Over the past two years, it has had many parts replaced/updated including:

12/12/2011
Battery...3 Year Replacement Warranty / 8 Year Pro-rated Warranty
Driver's Headlight

12/24/2011
Ignition Switch

01/06/2012
Alternator... Lifetime Warranty
Voltage Regulator... 2-Year Warranty

01/11/2012
New Circuit Breaker 

01/14/2012 - 00853 Miles
Fuel Pump...1 Year Warranty
Fuel Filter
Air Filter
PCV Valve
Breather Filter
Oil Change
Passenger Headlight

03/01/2012
Fan/Alternator Belt

03/12/2012
Coolant Flush
Water Pump...Lifetime Warranty
Thermostat
Upper Radiator Hose
Lower Radiator Hose
Bypass Hose
Heater Hose
Power Steering Belt

3/18/2012
New Right Rear Tire... 40,000 mile Warranty

6/1/2012
New Left Rear Tire...40,000 mile Warranty

6/5/2012
Oil Pressure Switch...Lifetime Warranty
Engine Flush
Oil Change
Spark Plugs
Ignition Wires...Lifetime Warranty
Cap
Rotor

1/9/2013
New Right Front Tire... 40,000 mile Warranty


----------



## zephyr23 (Jan 11, 2013)

how many miles are on it? and how manny miles do you get? where are you located and do you have any other pics. thanks


----------



## ByronMc (Jan 12, 2013)

Eager said:


> *I'm selling my 1976 Dodge Superior RV, a compact class C equally perfect for tramping around big cities or camping in wilderness for $1,700* (I'm selling it for $2,100 on craigslist, but $1,700 for other traveller kids). (Those of you who've read my urban camping thread here, are probably pretty familiar with it).
> 
> 
> 
> ...


Very cool !


----------



## Eager (Jan 14, 2013)

zephyr23 said:


> how many miles are on it? and how manny miles do you get? where are you located and do you have any other pics. thanks



104,000 miles on it. MPG varies based on road conditions but between 15-18 MPG.

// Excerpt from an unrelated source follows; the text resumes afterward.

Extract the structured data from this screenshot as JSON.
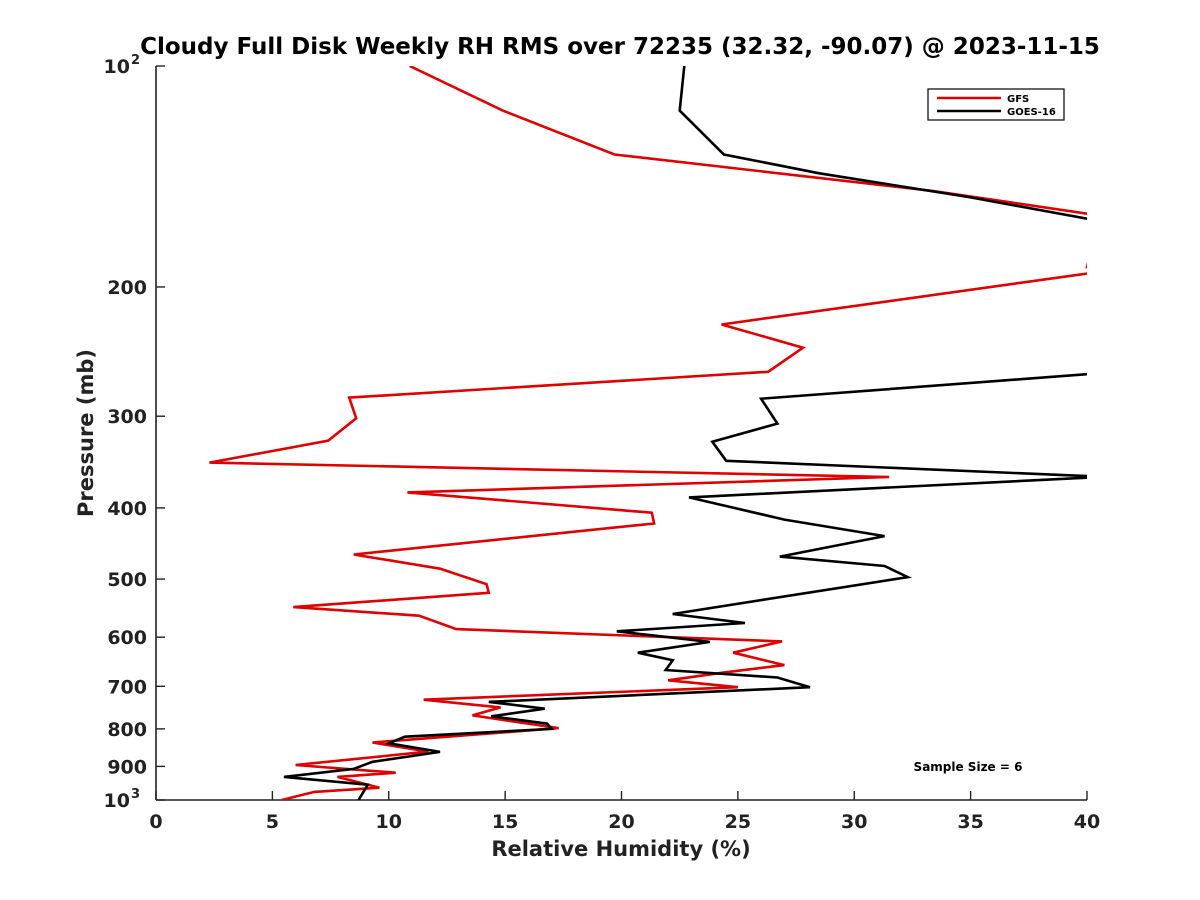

You can view more pictures/read more at my craigslist listing for it:

http://chicago.craigslist.org/chc/rvs/3544292093.html


----------



## Deleted member 2626 (Jan 15, 2013)

this is awesome man. At one time i wanted something like this but realized i like more minimalism. But when i get land this would be the ticket


----------



## thisisme (Jan 19, 2013)

i want this sooo bad!! too bad im broke. all i got is a 1999 toyota corolla


----------



## ByronMc (Jan 20, 2013)

thisisme said:


> i want this sooo bad!! too bad im broke. all i got is a 1999 toyota corolla


That Toyota will take you far & wide !


----------



## thisisme (Jan 22, 2013)

oh it already has but i want something more suitable to my creative endeavors and other simple things like canning my own food etc and having a mattress to sleep on dont hurt either. im gettin older and would love to have something halfway stable but at the same time not. something thats just mine


----------



## ByronMc (Jan 23, 2013)

thisisme said:


> oh it already has but i want something more suitable to my creative endeavors and other simple things like canning my own food etc and having a mattress to sleep on dont hurt either. im gettin older and would love to have something halfway stable but at the same time not. something thats just mine


Older huh,well,don't worry,that just says you're getting a little bit smarter,and more relaxed !..................Since you're broke now,and may not be able to get this one,why not think about a van,fit it to suit you ! I lived in one for a few years,loved it ! Now I have two pickup trucks,with no way to go from the cab to the back,except thru the back ! not a good being secret kinda thing !


----------



## beat_tramp (Mar 28, 2013)

Ill have my cash for one in about 11 months from now.Im sure you will have sold this by then.


----------



## man of the forest (Apr 12, 2013)

i had a dumm ass friend that baught a 16 or 18 foot 76 somthing for 2000 didnt like the milage it got and sold it for 500. now hes running on hard times becouse he didnt take his time spending his money. this is a great deal and i would hop on it if i wasent stuck on hopping fraight.


----------